Smart estate planning will minimize the tax bill your heirs pay when you die, and a Roth IRA is one of the most effective tools for that purpose. Aside from all the other positive characteristics of Roth IRAs, there are two reasons for including one in your estate planning.
- You are not required to take minimum annual distributions from your Roth account. If you don't need the money, the account can continue to grow in value until your heirs receive it.
- With a properly designated beneficiary, your Roth account will not be included as part of an estate in a probate process. The balance will go directly to your designated beneficiary.
- You don't have to take annual distributions from a Roth IRA during your lifetime, so if you don't need the money, you can leave it all to your heirs.
- Heirs, in most cases, can make tax-free withdrawals from a Roth IRA over a 10-year period.
- Spouses who inherit Roth IRAs can treat the accounts as their own. That is, there are no deadlines for withdrawals.
You Can Leave the Whole Account to Your Heirs
One of the major advantages of a Roth IRA, unlike traditional IRAs and many other types of retirement plans, is that you don't have to take any required minimum distributions (RMDs) during your lifetime. Because you already paid the income taxes due on that money, the Internal Revenue Service (IRS) doesn't care when you use it.
If you don’t need the money for living expenses, you can just leave it in the account to keep growing tax-free. This makes a Roth IRA an especially good vehicle for wealth transfer. The entire funds deposited into the account, plus earnings, can transfer to your beneficiaries. You don't even need to identify a beneficiary in your will because the beneficiary designated on your Roth IRA account contract is sufficient to transfer outside of probate.
How Your Heirs Can Avoid Taxes
A spouse who inherits can choose to become the account holder of the Roth IRA without any changes; this is called a spousal transfer. That is, no taxes should be owed on withdrawals from the account and no minimum distributions are required. Or, the spouse can transfer the assets into an inherited Roth IRA in their name and opt to spread distributions over their life expectancy or over five years. In all cases, the money remains tax-free.
It used to be that non-spousal beneficiaries could stretch distributions over their own life expectancy as well. However, as of Jan. 1, 2020, adult children and other heirs cannot treat the IRA as their own. Most must withdraw all of the money in the Roth account within 10 calendar years of the date when it was inherited. There are no set RMDs in any one year, but the full account balance must be paid out by the end of the 10-year period. If the account was in existence for at least five years prior to the account owner's death, the distributed money will be tax-free.
Some non-spousal heirs are exempted: those whose age is within a decade of the deceased's, disabled or chronically ill individuals, or minor children. However, these minors must be the direct biological children, stepchildren, or adopted children of the account owner only (no grandchildren, in other words), and—when they reach majority age—the 10-year rule kicks in for them, too.
Be sure to keep the beneficiary designations on your Roth IRA and other financial accounts up to date, so the money will go where you want it to without delay.
Roth IRAs Help You Avoid Probate
Like proceeds from a traditional retirement account or a life insurance policy, the money you leave your heirs in the form of a Roth IRA doesn’t have to go through the probate process. This simplifies and speeds up the disbursement of funds to your loved ones and can reduce the cost of settling your estate.
Mutual fund companies, banks, brokerage firms, and other financial institutions that serve as custodians for Roth IRAs will typically require you to designate a beneficiary—and sometimes alternate beneficiaries—when you open your account. Don't name your estate as a beneficiary or you'll lose the opportunity to bypass probate.
It’s important to designate a beneficiary to ensure that your wishes are carried out after you die.
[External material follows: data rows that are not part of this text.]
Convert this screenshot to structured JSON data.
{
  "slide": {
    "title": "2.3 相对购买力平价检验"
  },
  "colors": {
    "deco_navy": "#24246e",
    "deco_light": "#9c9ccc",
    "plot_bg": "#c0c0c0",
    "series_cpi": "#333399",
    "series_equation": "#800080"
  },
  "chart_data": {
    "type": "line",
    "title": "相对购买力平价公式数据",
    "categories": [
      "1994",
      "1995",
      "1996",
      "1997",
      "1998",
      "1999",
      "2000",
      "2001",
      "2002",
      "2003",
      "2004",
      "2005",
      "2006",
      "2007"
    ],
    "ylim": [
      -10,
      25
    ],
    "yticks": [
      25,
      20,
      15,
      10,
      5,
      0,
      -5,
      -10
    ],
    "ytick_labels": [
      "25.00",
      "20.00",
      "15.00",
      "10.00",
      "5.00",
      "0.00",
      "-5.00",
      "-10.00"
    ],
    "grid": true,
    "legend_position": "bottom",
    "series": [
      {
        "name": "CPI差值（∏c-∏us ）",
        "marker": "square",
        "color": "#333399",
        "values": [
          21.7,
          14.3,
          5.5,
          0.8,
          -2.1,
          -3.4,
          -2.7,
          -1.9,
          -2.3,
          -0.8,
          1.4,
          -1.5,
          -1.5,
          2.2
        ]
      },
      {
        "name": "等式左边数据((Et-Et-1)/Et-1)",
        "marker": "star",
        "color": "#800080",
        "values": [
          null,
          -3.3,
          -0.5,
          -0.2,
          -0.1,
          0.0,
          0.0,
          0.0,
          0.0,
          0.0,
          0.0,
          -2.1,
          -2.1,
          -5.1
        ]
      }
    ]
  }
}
It's equally important to review your beneficiary designations periodically to make sure they are up to date, especially after major life events, such as marriage, divorce, the birth of a child, or the death of a previous beneficiary. For example, your current spouse might not appreciate seeing your Roth IRA go to a former spouse because you forgot to update the form.
Do Roth IRAs Have Required Minimum Distributions (RMDs) During the Account Owner's Lifetime?
No. Unlike traditional IRAs, there are no RMDs for Roth IRAs during the account owner's lifetime.
If I Fail to Designate a Beneficiary—or My Beneficiary Precedes Me in Death—What Happens to My Roth IRA?
If you do not have a properly designated beneficiary at the time of your death, the proceeds from your Roth IRA will go through your estate and the probate process.
Do Beneficiaries Pay Taxes on Withdrawals From an Inherited Roth IRA?
Typically, no. A beneficiary does not have to pay taxes on withdrawals from an inherited Roth IRA so long as the account owner opened—and began making contributions to—the account more than five years prior to their death.